Martin Chuzzlewit is known for painting a primitively dirty America to instill a sense of new world dread in its English readers. Certainly the scenes in the series which find Mark and Martin in supposed Eden (rather a malaria-ridden swamp) are as well-painted here as in the novel.   The moments where the lovely and good-hearted and golden Tom Pinch looks up from the organ where he practices at the cathedral to feast on the angelic countenance of Mary Graham captures you with the same sense of devotedly unrequited romance as bespeaks Tom’s journey in between the pages of the novel.

The casting of the series is excellent. Paul Scofield provides a WONDERFUL Martin Chuzzlewit, Tom Wilkinson and Keith Allen (Sheriff of Nottingham in ROBIN HOOD!!!) are both equally horrifying villains as Pecksniff and Jonas Chuzzlewit respectively, Pete Postlethwaite is inspired as Montague Tigue …and John Mills makes a sweet Chuffey. I cannot recommend the casting highly enough.  The character depth and realization is multi-dimensional here and no one is static: each revolves, evolves and changes due to circumstance and plot developments and it really is a wonderful to behold how they have transferred something so intuitively Dickens and painted it on screen.

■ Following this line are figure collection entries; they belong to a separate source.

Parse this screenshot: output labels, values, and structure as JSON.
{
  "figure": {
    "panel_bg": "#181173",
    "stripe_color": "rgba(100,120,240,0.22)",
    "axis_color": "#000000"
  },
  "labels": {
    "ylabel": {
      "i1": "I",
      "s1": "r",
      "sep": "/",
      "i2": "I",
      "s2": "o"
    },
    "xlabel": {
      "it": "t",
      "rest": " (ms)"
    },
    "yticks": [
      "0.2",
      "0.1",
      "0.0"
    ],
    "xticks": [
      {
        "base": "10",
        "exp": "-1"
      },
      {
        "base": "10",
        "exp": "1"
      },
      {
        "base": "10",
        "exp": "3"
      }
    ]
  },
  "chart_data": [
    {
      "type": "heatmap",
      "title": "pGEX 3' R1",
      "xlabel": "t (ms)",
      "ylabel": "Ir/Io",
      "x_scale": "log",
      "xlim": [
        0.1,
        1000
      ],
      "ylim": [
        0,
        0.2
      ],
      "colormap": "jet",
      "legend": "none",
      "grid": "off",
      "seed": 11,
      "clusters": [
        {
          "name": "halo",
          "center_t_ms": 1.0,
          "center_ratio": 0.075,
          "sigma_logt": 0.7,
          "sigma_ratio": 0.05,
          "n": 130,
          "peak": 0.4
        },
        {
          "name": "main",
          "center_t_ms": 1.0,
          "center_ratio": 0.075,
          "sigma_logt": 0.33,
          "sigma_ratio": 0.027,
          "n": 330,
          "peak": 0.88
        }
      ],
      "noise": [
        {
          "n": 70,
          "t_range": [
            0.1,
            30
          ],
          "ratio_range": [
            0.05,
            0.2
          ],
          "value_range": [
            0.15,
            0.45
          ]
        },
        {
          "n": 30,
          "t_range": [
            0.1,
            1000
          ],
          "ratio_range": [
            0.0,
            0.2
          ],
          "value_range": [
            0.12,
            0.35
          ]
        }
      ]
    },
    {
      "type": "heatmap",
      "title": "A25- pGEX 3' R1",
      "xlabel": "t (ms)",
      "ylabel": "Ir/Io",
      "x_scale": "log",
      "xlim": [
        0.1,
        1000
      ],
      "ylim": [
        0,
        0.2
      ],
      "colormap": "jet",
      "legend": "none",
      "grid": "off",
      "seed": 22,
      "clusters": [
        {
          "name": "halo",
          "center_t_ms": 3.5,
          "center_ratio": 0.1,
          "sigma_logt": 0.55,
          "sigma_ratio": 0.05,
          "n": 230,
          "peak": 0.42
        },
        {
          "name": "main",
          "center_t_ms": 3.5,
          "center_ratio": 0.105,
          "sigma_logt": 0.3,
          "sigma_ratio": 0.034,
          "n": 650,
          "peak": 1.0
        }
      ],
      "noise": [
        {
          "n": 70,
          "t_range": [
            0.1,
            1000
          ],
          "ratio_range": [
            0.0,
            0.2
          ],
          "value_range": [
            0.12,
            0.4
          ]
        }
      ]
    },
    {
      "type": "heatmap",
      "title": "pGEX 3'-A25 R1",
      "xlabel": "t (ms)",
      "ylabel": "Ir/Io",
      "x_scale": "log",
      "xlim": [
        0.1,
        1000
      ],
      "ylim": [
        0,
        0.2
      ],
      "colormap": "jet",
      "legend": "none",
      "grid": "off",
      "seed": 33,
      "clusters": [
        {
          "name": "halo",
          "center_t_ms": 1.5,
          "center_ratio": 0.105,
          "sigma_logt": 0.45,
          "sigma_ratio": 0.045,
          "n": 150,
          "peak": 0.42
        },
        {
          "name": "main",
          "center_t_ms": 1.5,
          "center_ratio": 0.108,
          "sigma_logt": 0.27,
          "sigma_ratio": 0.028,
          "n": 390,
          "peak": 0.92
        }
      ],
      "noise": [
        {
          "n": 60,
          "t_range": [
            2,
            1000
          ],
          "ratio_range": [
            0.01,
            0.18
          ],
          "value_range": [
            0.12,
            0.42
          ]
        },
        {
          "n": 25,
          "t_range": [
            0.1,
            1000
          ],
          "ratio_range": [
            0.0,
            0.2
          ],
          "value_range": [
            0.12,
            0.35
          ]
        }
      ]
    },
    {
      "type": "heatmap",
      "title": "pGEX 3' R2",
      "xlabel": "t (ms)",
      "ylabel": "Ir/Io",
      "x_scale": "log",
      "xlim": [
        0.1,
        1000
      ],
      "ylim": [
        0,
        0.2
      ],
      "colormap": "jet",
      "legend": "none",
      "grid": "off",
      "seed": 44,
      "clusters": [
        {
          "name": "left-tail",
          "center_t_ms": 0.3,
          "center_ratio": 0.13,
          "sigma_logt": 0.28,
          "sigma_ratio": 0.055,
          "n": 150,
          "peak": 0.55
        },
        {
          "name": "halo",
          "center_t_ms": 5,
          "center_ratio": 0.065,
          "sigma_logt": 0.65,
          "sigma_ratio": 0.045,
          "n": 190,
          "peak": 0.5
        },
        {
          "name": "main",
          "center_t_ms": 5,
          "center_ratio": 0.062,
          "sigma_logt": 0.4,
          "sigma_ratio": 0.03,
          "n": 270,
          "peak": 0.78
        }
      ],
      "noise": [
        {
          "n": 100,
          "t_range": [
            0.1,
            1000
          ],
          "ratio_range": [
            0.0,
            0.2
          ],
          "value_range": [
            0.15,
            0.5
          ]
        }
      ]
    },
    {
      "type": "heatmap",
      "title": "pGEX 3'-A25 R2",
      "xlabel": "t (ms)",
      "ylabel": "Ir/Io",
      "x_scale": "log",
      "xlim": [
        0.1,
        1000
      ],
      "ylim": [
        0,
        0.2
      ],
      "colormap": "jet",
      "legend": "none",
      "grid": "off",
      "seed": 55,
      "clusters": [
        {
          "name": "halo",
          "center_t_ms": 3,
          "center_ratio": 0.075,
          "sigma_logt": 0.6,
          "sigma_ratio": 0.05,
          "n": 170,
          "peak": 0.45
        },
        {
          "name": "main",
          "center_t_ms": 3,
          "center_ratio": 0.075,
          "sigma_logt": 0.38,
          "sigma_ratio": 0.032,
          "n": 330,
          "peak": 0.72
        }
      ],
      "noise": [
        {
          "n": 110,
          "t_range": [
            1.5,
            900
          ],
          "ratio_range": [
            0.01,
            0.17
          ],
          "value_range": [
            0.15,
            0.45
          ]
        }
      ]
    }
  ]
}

Middlemarch remains one of my all-time favourite BBC series because it does well at capturing the essence of a remarkably complicated and twirling novel. Whenever I have talked to readers intimidated by beginning what has been called the definitive and finest Victorian novel, I tell them just to think of it as three different strands braided together: Dorothea Brooke and her untimely and loveless marriage to the wretchedly possessive scholar Edward Casaubon and later love of the romantic artist Will Ladislaw. Idealistic doctor Tertius Lydgate and his passion for research and reform: squelched by the vanity and social-assumption and spoiled nature of his beautiful wife, Rosamund Vincy.The good-hearted; but unlucky and wayward Fred Vincy and his pursuit for Mary Garth. Inasmuch as these three stories propel the themes of social reform, industrial change and growth in a small, middling community, all action revolves around/or is witnessed by these three sets.

Andrew Davies (one of the finest screenwriters and adaptors of all time) does well in focusing his attention to great detail when it comes to painting the definition of each of these three threaded storylines. Equal weight is given and enough backstory and character development ensues.  Viewing Middlemarch is, at base, an enriching experience: the frosting is the eccentric population supporting these three sects: the wonderfully noble yet prone to gambling chaplain Mr. Farebrother, the tediously loquacious Arthur Brooke, the conniving Mr. Bulstrode who cannot leave his past behind him….  Plate this against the Great Reform Bill and the expansion of the railroad, and you have a wonderfully historical portrayal of life in a provincial community.


Like Les Miserables by Hugo and Hard Times by Dickens ( well, a lot of Dickens, at that); Middlemarch was written under the grain of social activism and the detailing of Brooke’s life in politics, Will Ladislaw’s dappling in the newspaper and Dorothea’s passion for her cottages  and benevolently providing a better way of life for her land tenants give us a superb snapshot of the issues of the day. The casting is, as always, perfect and Dorothea is the perfect angel imprisoned by her ill-fated marriage, Tertius Lydgate is heart-wrenching as the doctor doomed to a life of remonstrance at the ill-advised expenditures of his clueless wife.


If you are a fan of BBC period pieces and you have not seen either of these, I heartily recommend them.  Moreover, seek out their source material and bask in the multi-layered, heavily caricatured tapestry of Victorian Literature’s greatest.